If you’re not eating well, chances are you may not be sleeping well either. Skimping on shut-eye might not seem like a big deal, but it is. We already reviewed how eating healthy protein helps keep hunger headaches at bay. Yet, if you don’t get enough sleep, you could be undermining your good efforts.

Lack of sleep can make constant pain and headaches worse. Create a good pre-sleep ritual so your body gets the rejuvenating Zzzs it needs to help your body heal and be healthy.

Try this tip: Go to bed at the same time each day. Cut caffeine at least six hours before bed, keep laptops, TVs and phones out of the bedroom and set your thermostat on the cool side.

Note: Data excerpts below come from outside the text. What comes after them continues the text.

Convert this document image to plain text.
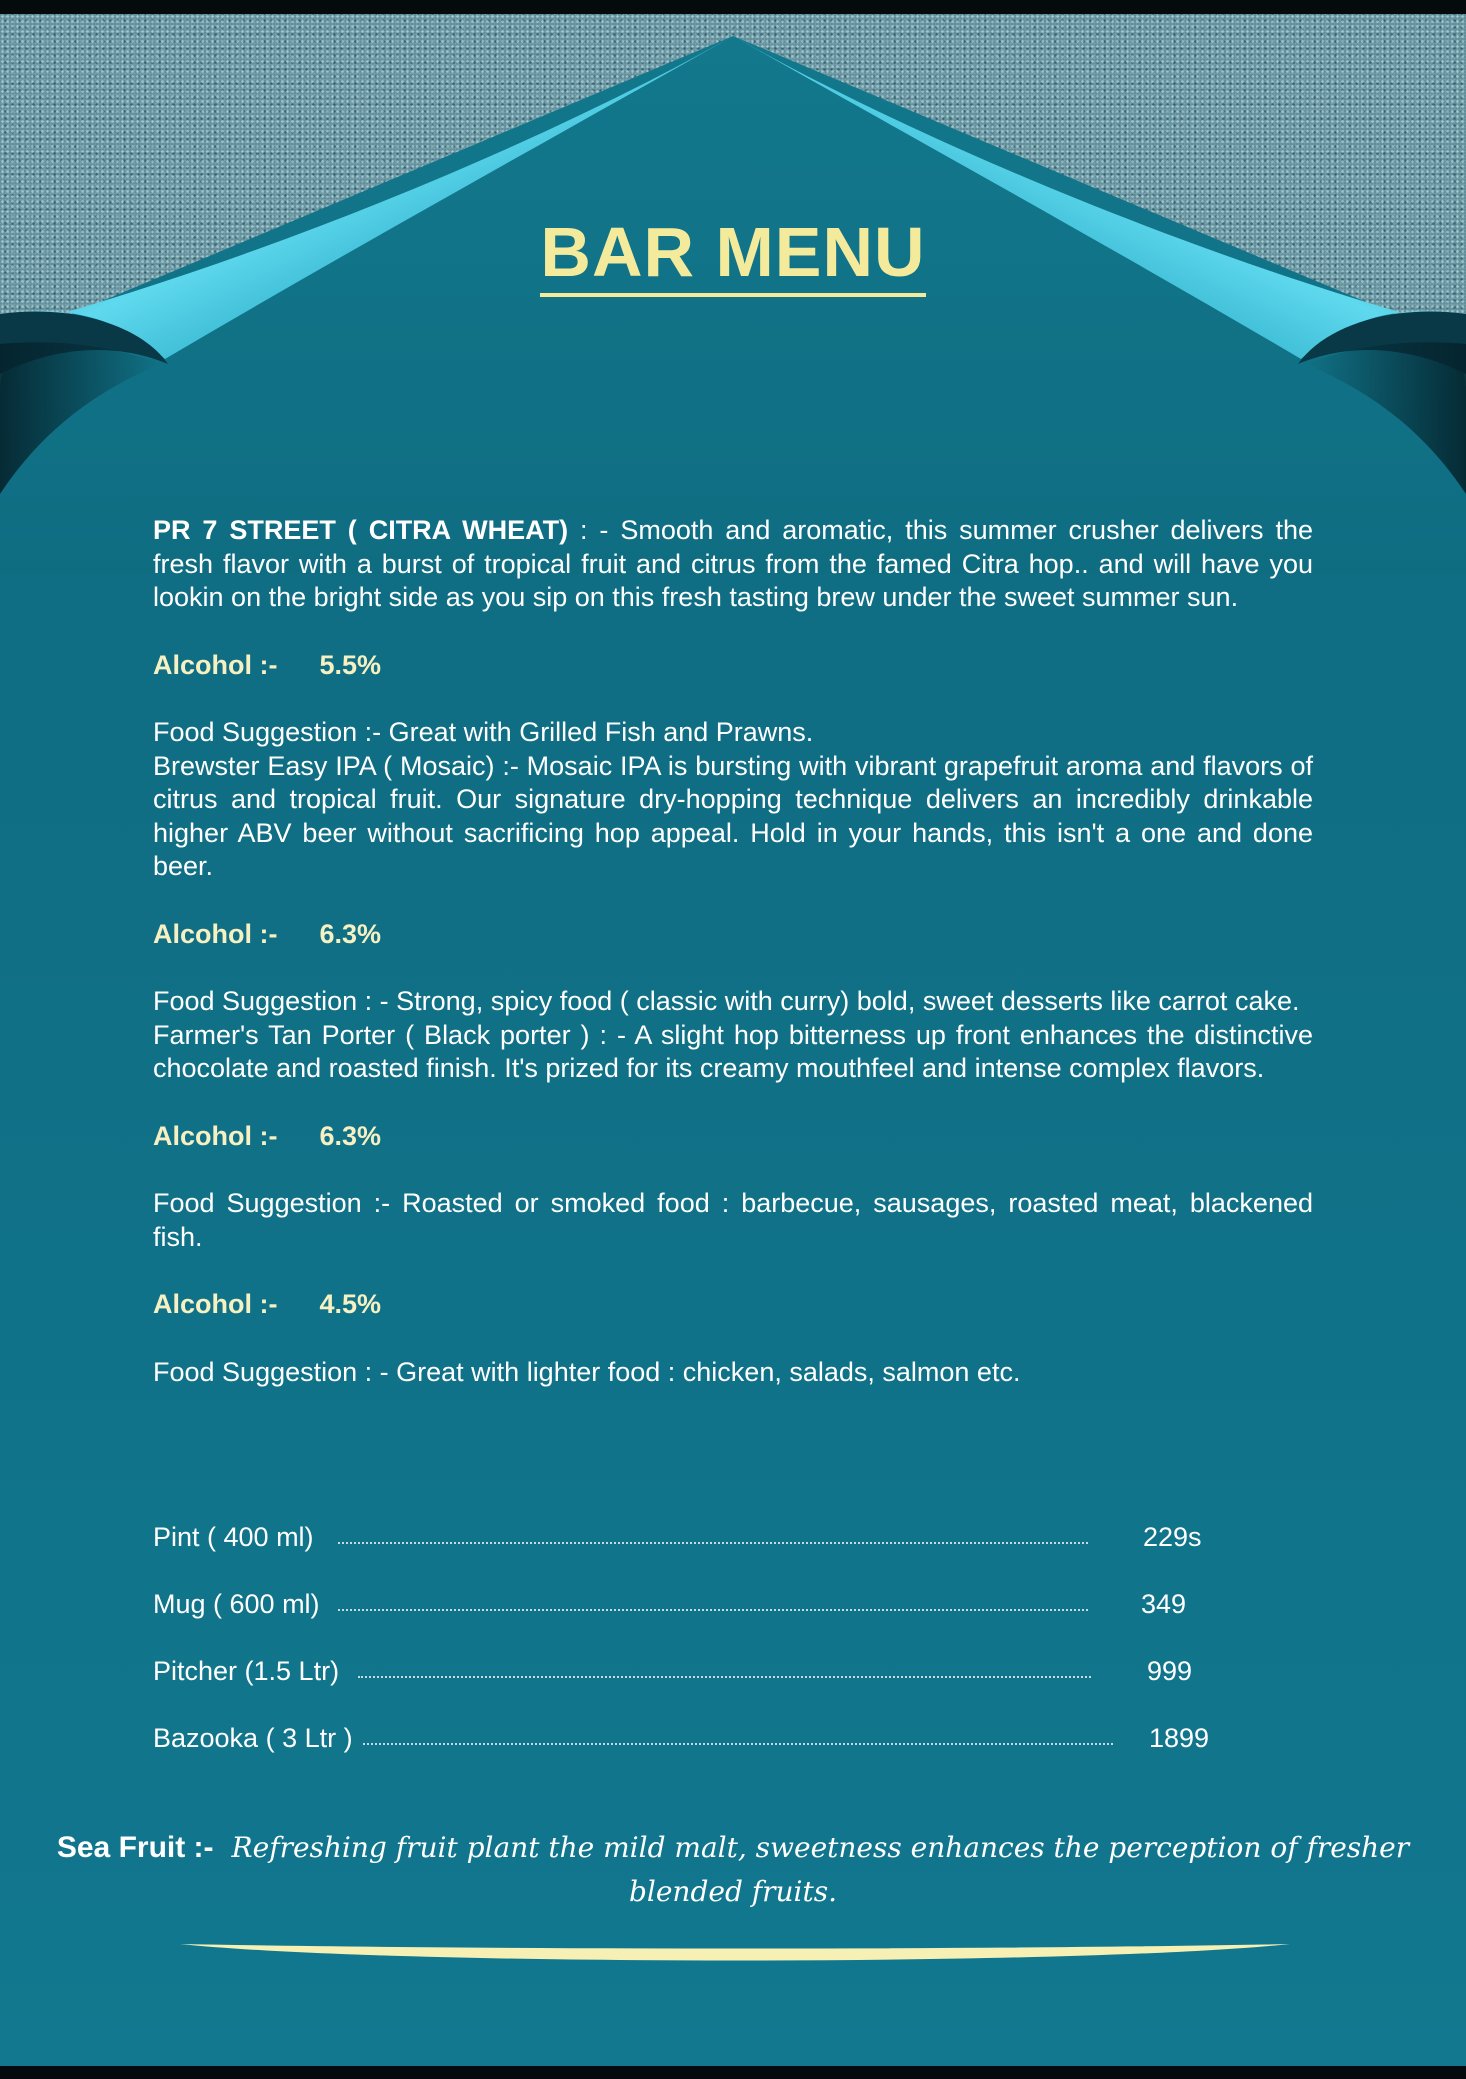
BAR MENU

PR 7 STREET ( CITRA WHEAT) : - Smooth and aromatic, this summer crusher delivers the fresh flavor with a burst of tropical fruit and citrus from the famed Citra hop.. and will have you lookin on the bright side as you sip on this fresh tasting brew under the sweet summer sun.

Alcohol :- 5.5%

Food Suggestion :- Great with Grilled Fish and Prawns.

Brewster Easy IPA ( Mosaic) :- Mosaic IPA is bursting with vibrant grapefruit aroma and flavors of citrus and tropical fruit. Our signature dry-hopping technique delivers an incredibly drinkable higher ABV beer without sacrificing hop appeal. Hold in your hands, this isn't a one and done beer.

Alcohol :- 6.3%

Food Suggestion : - Strong, spicy food ( classic with curry) bold, sweet desserts like carrot cake.

Farmer's Tan Porter ( Black porter ) : - A slight hop bitterness up front enhances the distinctive chocolate and roasted finish. It's prized for its creamy mouthfeel and intense complex flavors.

Alcohol :- 6.3%

Food Suggestion :- Roasted or smoked food : barbecue, sausages, roasted meat, blackened fish.

Alcohol :- 4.5%

Food Suggestion : - Great with lighter food : chicken, salads, salmon etc.

Pint ( 400 ml)	229s
Mug ( 600 ml)	349
Pitcher (1.5 Ltr)	999
Bazooka ( 3 Ltr )	1899
Sea Fruit :- Refreshing fruit plant the mild malt, sweetness enhances the perception of fresher blended fruits.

Think fast before fasting.

Your body is sensitive to changes in eating habits — and that includes fasting. Intermittent fasting for weight loss and maintenance is growing in popularity, so it’s no surprise headaches from intermittent fasting, too. It’s normal to feel hungry during periods of fasting. Still, if your hunger pangs come with a side of head pain, rethink your approach.

Leading up to your fast, stay away from caffeine and drink more water. When you do eat, don’t binge on unhealthy foods because you’re hungry. Choose healthy foods that give your body the fuel it needs to work well.

Try this tip: Make the meal before your fasting period count. Eat complex carbs and slow-release proteins to help carry you through your fasting period.

Talk to your doctor.

Hunger headaches aren’t serious. Still, if you often get headaches that don’t go away after taking over-the-counter pain relievers, tell your doctor. Whether you bring it up during your annual wellness check, or make a doctor’s appointment just to talk about it, ask if there could be a medical reason you get headaches.

Also, let your family doctor know if you have sudden or severe headaches along with other symptoms like:

  • Confusion
  • Dizziness
  • Slurred speech
  • Vision loss

Try this tip: Stay on top of all your wellness checks. It’s the best way to make sure health issues are found early when they can be treated more easily.